It's Composting Time!
"Hey kids, what time is it?"
That's right, it's Composting Time! It all starts with those beautiful Fall leaves. Not only are they essential to composting success, they are one of the very few things that can be composted all by themselves! That's right, even if all you do is pile all your leaves up in a corner of your landscape, they will eventually turn into a nutrient-rich plant food your garden will love.
But shredded leaves are MUCH better!
Last year, I noticed people sweeping their leaves into big piles at the curb for the township truck to come by and collect. Not if I got them first! I quick bought a box of trash bags, and started working a BIG pile whose leaves were already shredded, a huge bonus! You can fit ten times more shredded leaves into a bag than whole ones. I get down close to the center of one and its WARM in there; grass clippings! This pile is composed of the perfect mix for composting, dry browns and wet greens, all shredded! Mix up your own shredded leaves and grass clippings and you'll create Garden Gold before the New Year! But DON'T do this if the lawn has been treated with herbicides, some of those deadly chemicals can survive the composting process to kill your plants next year! And don't try and compost grass clippings, or any other green matter, WITHOUT a lot of leaves or other 'brown material'; it'll just be a soggy mess!

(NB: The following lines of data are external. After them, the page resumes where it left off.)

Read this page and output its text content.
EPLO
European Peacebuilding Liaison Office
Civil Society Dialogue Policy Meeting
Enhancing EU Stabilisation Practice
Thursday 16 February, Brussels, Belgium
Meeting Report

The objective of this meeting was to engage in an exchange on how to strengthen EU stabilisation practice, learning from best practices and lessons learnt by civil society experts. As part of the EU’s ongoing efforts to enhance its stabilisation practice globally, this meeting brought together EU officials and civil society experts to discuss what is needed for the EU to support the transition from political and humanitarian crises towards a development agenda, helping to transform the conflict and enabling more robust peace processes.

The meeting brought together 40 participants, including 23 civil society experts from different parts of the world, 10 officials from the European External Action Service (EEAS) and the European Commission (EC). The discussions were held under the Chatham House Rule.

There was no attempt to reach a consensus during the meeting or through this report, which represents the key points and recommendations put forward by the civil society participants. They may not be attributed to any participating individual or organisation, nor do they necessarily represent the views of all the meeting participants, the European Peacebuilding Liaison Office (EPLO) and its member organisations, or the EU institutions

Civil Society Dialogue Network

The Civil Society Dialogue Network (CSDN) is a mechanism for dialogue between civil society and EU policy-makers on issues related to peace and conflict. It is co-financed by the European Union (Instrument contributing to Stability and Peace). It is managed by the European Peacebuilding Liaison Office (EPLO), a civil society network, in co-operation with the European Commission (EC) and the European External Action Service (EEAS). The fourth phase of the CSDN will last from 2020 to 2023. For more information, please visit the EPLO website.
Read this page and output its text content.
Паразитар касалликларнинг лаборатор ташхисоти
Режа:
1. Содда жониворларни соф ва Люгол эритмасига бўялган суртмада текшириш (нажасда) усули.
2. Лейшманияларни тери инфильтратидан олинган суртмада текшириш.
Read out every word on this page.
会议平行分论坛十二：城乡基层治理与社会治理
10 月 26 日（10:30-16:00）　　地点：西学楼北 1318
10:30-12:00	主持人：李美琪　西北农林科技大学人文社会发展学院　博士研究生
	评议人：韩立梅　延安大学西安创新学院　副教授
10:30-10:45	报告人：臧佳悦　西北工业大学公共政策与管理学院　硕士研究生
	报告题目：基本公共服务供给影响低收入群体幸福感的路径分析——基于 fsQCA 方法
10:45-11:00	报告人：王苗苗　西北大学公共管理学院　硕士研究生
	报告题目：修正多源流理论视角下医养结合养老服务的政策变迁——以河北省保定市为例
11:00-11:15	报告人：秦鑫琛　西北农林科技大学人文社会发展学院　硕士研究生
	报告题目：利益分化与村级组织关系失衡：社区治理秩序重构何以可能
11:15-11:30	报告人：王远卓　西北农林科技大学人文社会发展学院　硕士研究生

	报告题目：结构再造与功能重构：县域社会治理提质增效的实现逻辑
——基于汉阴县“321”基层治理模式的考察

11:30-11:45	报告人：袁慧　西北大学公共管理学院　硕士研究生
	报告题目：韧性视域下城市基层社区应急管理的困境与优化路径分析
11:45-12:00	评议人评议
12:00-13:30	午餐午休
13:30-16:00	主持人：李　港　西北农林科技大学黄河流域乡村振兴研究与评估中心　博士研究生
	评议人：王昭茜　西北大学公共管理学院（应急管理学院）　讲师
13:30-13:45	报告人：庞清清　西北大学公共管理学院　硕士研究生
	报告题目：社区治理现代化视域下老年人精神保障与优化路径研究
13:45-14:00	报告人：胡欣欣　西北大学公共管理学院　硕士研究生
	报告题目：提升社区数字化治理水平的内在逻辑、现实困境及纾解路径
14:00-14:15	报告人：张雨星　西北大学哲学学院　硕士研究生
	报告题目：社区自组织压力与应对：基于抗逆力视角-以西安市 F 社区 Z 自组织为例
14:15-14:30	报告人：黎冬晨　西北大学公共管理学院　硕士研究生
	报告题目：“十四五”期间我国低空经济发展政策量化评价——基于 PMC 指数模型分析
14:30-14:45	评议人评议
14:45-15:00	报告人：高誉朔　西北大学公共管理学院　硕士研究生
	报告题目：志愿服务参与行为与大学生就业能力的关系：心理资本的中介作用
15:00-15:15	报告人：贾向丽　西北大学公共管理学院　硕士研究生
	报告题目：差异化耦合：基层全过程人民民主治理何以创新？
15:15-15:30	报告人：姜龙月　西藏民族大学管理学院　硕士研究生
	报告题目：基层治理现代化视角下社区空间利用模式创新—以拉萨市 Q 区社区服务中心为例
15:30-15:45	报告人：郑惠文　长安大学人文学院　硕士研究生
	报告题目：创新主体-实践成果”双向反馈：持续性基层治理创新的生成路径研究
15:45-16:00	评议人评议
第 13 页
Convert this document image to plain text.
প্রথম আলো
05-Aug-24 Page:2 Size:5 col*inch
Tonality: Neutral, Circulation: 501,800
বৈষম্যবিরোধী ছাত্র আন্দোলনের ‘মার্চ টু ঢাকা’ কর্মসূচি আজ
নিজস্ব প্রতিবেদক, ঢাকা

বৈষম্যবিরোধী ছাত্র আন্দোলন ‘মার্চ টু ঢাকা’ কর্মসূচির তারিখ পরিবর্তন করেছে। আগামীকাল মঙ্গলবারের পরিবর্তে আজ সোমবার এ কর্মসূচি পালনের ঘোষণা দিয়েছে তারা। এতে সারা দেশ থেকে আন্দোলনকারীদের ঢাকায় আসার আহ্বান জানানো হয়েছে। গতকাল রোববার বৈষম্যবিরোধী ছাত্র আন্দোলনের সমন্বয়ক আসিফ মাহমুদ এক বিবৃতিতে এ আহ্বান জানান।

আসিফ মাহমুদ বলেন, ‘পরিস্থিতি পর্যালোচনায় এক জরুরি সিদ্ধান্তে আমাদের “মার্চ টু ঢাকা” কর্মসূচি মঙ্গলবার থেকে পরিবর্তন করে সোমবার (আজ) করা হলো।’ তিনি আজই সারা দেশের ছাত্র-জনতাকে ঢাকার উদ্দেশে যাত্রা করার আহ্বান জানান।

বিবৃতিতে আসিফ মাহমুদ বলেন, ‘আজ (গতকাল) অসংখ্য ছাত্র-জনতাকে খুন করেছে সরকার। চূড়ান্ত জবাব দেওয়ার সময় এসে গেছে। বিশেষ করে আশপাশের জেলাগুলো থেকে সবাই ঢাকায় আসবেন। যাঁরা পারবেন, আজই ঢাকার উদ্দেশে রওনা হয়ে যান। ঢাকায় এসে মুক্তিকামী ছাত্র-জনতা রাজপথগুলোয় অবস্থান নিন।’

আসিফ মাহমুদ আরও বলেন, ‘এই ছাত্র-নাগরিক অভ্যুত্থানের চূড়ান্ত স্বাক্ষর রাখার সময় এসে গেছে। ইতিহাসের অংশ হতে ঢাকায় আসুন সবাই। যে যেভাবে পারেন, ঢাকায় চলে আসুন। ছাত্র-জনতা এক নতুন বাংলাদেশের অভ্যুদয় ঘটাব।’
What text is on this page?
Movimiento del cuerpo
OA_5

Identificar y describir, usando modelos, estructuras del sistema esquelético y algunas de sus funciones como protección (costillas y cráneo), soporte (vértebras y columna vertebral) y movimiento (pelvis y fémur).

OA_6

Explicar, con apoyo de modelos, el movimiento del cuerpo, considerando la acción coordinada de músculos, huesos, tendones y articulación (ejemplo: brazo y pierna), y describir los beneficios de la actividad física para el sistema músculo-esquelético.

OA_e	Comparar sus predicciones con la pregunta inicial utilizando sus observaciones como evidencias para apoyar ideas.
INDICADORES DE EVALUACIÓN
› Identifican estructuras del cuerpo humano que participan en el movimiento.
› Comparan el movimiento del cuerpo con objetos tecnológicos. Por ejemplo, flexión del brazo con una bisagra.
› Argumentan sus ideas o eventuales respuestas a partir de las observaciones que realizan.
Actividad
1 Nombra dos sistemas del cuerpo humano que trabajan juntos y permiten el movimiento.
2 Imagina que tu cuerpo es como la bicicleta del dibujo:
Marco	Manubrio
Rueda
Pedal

Yes, making your own compost is easy!
(It's comedy that's hard. Trust me.) Ahem. Anyway, all you have to do to make this ultimate plant-feeding, disease-fighting, soil improving substance is combine a lot of shredded Fall leaves with an equal to somewhat-lesser amount of nitrogen-rich 'wet green' material, like clippings from an herbicide-free lawn, your spent garden plants, all of your kitchen waste that isn't meat, bones or fat, and, if you're lucky enough to have access, some barnyard manures, like from horses, cows, sheep and poultry (NO dog or cat stuff!). Just mix it all together and it WILL break down into rich super-soil, but it'll take awhile. Enclose it in a bin made of naturally rot-resistant wood or animal fencing with lots of openings for airflow and it will turn into compost much faster.
Now, the biggest reasons...excuse me, I mean excuses! for not having a compost pile is that it'll attract vermin or the neighbors will complain. Keep meat and fat out of the pile, and the local vermin will stay in restaurant dumpsters, where they belong. If you're STILL worried, use an enclosed composter, a covered bin, spinner or tumbler. They can often placate neighbors, as can simply keeping a nice, neat pile. Always bury any fresh kitchen scraps in the center, and keep extras bags of shredded leaves nearby to cover the top, so it always looks nice. Odors? If you can smell anything bad, it means you've got too much green stuff in there. Mix in a big batch of shredded leaves and all will be well.